Les trois principes du réapprentissage par la reliance
Le problème de la reliance est un problème de réapprentissage de la pensée
qui implique l'entrée en action de trois principes :
Le premier principe est celui de la boucle récursive ou autoproductive qui
rompt avec la causalité linéaire. Cette boucle implique un processus où les
effets et les produits sont nécessaires à leur production et à leur propre
causation Nous sommes d'ailleurs les effets et les produits d'un processus
de reproduction. Mais nous en sommes aussi les producteurs, sinon le
processus ne pourrait continuer. En outre, une société est le produit des
interactions entre les individus qui la composent. De cette société émergent
des qualités comme le langage ou la culture qui rétroagissent sur les
produits, produisent ainsi des individus humains. Par là même, nous cessons
d'être seulement des primates grâce à la culture. La causalité représente
désormais une spirale, elle n'est plus linéaire.
Le deuxième principe est celui de la dialogique qui est un peu différente de
la dialectique. Il faut, dans certains cas, mettre ensemble des principes,
des idées et des notions qui semblent s'opposer les uns aux autres.
Héraclite avait magnifiquement dit, il y a plus de 2500 ans : " vivre de
mort, mourir de vie ". Cette idée, absolument paradoxale sur le plan du
concept, s'éclaire aujourd'hui. On sait qu'en chaque être vivant, les
molécules se dégradent, que les cellules produisent de nouvelles molécules,
que les cellules meurent et sont remplacées par l'organisme, que le sang
propulsé par les battements du coeur détoxifie les cellules. Sans arrêt, un
processus de rajeunissement s'opère à travers la mort de nos constituants.
Nous pouvons donc, très rationnellement, expliciter cette formulation
paradoxale.

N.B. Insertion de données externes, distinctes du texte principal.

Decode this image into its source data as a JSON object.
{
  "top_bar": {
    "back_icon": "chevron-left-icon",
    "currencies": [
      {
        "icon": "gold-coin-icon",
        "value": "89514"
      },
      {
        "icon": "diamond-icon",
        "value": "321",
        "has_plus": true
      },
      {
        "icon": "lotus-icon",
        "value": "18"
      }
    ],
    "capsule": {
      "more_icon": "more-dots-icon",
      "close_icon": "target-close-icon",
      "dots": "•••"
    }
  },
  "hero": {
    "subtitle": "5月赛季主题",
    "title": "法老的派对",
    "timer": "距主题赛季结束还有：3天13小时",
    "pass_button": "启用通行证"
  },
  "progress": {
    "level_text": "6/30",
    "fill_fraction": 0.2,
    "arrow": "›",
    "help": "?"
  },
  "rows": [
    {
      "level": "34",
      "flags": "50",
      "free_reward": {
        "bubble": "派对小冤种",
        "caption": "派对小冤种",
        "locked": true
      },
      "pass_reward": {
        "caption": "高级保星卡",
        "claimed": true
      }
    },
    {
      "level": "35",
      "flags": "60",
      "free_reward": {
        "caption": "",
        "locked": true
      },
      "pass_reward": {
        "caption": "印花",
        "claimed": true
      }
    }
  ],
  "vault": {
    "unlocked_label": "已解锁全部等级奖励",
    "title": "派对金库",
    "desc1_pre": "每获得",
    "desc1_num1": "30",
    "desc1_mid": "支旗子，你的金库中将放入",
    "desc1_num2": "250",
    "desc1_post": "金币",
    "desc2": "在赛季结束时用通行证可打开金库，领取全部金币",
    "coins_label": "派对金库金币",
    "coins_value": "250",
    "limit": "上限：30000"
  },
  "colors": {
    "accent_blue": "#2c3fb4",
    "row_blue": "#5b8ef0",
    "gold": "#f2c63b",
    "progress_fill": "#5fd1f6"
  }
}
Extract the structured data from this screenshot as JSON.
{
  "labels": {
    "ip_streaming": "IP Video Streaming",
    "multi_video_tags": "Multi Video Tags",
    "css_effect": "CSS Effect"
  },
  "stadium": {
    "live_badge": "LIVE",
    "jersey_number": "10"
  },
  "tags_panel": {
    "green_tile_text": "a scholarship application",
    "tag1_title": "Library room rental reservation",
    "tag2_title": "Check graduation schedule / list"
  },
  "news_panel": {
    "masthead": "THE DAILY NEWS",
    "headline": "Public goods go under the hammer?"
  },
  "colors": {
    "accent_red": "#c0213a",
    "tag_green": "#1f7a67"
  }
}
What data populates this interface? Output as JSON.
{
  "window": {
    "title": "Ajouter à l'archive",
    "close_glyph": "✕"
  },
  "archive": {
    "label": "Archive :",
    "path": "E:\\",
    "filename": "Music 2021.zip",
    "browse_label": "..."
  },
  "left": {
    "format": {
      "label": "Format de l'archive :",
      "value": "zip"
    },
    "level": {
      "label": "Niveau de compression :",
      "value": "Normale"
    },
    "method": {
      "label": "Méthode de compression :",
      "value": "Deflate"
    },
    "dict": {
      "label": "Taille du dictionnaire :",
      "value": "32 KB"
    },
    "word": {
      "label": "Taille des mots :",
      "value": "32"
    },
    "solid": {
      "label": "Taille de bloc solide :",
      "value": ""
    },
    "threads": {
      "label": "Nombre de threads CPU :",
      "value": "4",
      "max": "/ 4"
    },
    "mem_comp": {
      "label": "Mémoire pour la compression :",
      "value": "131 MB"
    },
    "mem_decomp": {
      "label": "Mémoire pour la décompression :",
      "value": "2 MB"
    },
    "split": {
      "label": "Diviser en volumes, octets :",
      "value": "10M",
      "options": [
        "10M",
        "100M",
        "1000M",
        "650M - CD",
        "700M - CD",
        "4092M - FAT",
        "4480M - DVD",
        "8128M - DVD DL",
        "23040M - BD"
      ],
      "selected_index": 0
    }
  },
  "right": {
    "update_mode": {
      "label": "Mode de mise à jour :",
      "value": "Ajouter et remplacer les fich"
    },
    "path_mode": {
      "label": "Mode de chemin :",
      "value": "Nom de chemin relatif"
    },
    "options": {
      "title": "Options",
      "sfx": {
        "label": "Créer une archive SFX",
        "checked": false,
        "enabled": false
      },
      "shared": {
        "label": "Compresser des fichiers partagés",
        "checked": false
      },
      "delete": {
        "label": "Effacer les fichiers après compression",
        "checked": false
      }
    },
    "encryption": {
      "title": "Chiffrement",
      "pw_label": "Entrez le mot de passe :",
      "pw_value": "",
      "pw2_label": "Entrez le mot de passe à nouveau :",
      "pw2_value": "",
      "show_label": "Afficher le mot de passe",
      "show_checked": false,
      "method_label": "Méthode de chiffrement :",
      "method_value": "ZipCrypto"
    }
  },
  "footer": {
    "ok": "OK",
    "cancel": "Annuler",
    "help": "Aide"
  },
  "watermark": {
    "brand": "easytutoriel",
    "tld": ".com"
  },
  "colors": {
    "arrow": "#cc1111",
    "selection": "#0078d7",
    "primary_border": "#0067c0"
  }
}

Dans ce contexte le principe dialogique est nécessaire pour
affronter des réalités profondes qui, justement, unissent des vérités
apparemment contradictoires. Pascal disait que le contraire d'une vérité
n'est pas une erreur; c'est une vérité contraire. De façon plus
sophistiquée, Niels Bohr disait que le contraire d'une vérité profonde n'est
pas une erreur mais une autre vérité profonde. En revanche, le contraire
d'une vérité superficielle est une erreur imbécile.